Now, this is depressing.
I was trying to put together a ladder of corporate bonds to demonstrate how you can generate extra yield by using riskier issues from the low end of the investment grade spectrum. But the best I could do while keeping a measure of diversification was an average yield of 2.6 per cent.
True, the comparable yields from laddered corporate bond ETFs are in the range of 1.1 to 1.3 per cent these days. But these exchange-traded funds typically hold mostly bonds rated AAA, AA and A, which are premium ratings. They also mix in some bonds rated BBB, which is the lowest investment grade rating. To see what adding some risk gets you, I used one online brokerage firm's bond filter to look for corporate bonds that were rated BBB or BBB (low) and matured in five years or less.
A lot of the bonds that turned up in this search were related in one way or another to real estate. I limited this bond ladder to two real estate companies – mortgage lender Equitable Group and Dream Office REIT. Using additional bonds in the real estate sector could have pushed up the yield a bit, but at a cost of over-concentration in a sector that could be vulnerable if residential or commercial real estate slumps.
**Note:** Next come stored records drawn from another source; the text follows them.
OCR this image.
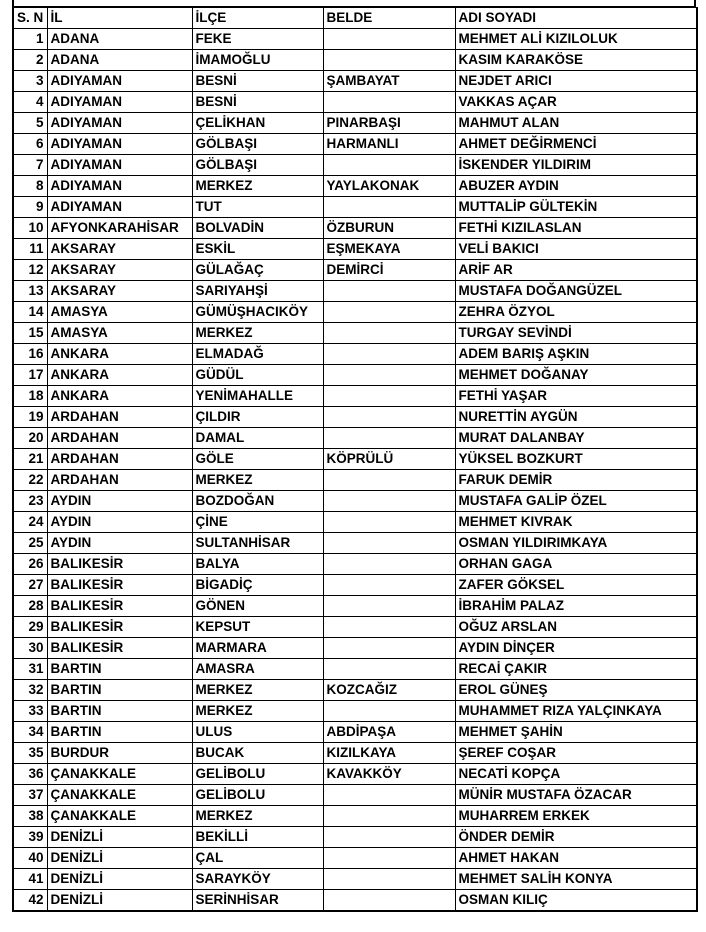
S. N	İL	İLÇE	BELDE	ADI SOYADI
1	ADANA	FEKE		MEHMET ALİ KIZILOLUK
2	ADANA	İMAMOĞLU		KASIM KARAKÖSE
3	ADIYAMAN	BESNİ	ŞAMBAYAT	NEJDET ARICI
4	ADIYAMAN	BESNİ		VAKKAS AÇAR
5	ADIYAMAN	ÇELİKHAN	PINARBAŞI	MAHMUT ALAN
6	ADIYAMAN	GÖLBAŞI	HARMANLI	AHMET DEĞİRMENCİ
7	ADIYAMAN	GÖLBAŞI		İSKENDER YILDIRIM
8	ADIYAMAN	MERKEZ	YAYLAKONAK	ABUZER AYDIN
9	ADIYAMAN	TUT		MUTTALİP GÜLTEKİN
10	AFYONKARAHİSAR	BOLVADİN	ÖZBURUN	FETHİ KIZILASLAN
11	AKSARAY	ESKİL	EŞMEKAYA	VELİ BAKICI
12	AKSARAY	GÜLAĞAÇ	DEMİRCİ	ARİF AR
13	AKSARAY	SARIYAHŞİ		MUSTAFA DOĞANGÜZEL
14	AMASYA	GÜMÜŞHACIKÖY		ZEHRA ÖZYOL
15	AMASYA	MERKEZ		TURGAY SEVİNDİ
16	ANKARA	ELMADAĞ		ADEM BARIŞ AŞKIN
17	ANKARA	GÜDÜL		MEHMET DOĞANAY
18	ANKARA	YENİMAHALLE		FETHİ YAŞAR
19	ARDAHAN	ÇILDIR		NURETTİN AYGÜN
20	ARDAHAN	DAMAL		MURAT DALANBAY
21	ARDAHAN	GÖLE	KÖPRÜLÜ	YÜKSEL BOZKURT
22	ARDAHAN	MERKEZ		FARUK DEMİR
23	AYDIN	BOZDOĞAN		MUSTAFA GALİP ÖZEL
24	AYDIN	ÇİNE		MEHMET KIVRAK
25	AYDIN	SULTANHİSAR		OSMAN YILDIRIMKAYA
26	BALIKESİR	BALYA		ORHAN GAGA
27	BALIKESİR	BİGADİÇ		ZAFER GÖKSEL
28	BALIKESİR	GÖNEN		İBRAHİM PALAZ
29	BALIKESİR	KEPSUT		OĞUZ ARSLAN
30	BALIKESİR	MARMARA		AYDIN DİNÇER
31	BARTIN	AMASRA		RECAİ ÇAKIR
32	BARTIN	MERKEZ	KOZCAĞIZ	EROL GÜNEŞ
33	BARTIN	MERKEZ		MUHAMMET RIZA YALÇINKAYA
34	BARTIN	ULUS	ABDİPAŞA	MEHMET ŞAHİN
35	BURDUR	BUCAK	KIZILKAYA	ŞEREF COŞAR
36	ÇANAKKALE	GELİBOLU	KAVAKKÖY	NECATİ KOPÇA
37	ÇANAKKALE	GELİBOLU		MÜNİR MUSTAFA ÖZACAR
38	ÇANAKKALE	MERKEZ		MUHARREM ERKEK
39	DENİZLİ	BEKİLLİ		ÖNDER DEMİR
40	DENİZLİ	ÇAL		AHMET HAKAN
41	DENİZLİ	SARAYKÖY		MEHMET SALİH KONYA
42	DENİZLİ	SERİNHİSAR		OSMAN KILIÇ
Here's how the ladder looks:
- One-year: The Manitoba Telecom 6.650 per cent bond maturing May 11, 2016; yield is 1.6 per cent and the bond rating is BBB.
- Two-year: The Equitable Group Inc. 5.399 per cent bond maturing Nov. 23, 2017; yield is 2.4 per cent and the rating is BBB (low).
- Three-year: The Dream Office REIT 3.424 per cent bond maturing June 13, 2018; yield is 2.5 per cent, and the rating is BBB (low).
- Four-year: The Transcontinental 3.897 per cent bond maturing May 13, 2019; yield is 2.6 per cent and the rating is BBB (low).
- Five-year: The 5.000 per cent TransAlta bond maturing November 18, 2020; yield is 3.8 per cent and the rating is BBB.
The average yield of 2.6 per cent won't impress anyone who remembers five-year GICs at 5 per cent (back in 2007), but it's actually pretty good when seen in the context of how low rates are today. For example, a five-year Canada bond yields about 0.72 per cent these days and five-year GICs from alternative financial firms that are members of Canada Deposit Insurance Corp. top out around 2.3 per cent. All of a sudden, 2.6 per cent from a bond portfolio on the edge of the investment grade world doesn't look quite so depressing.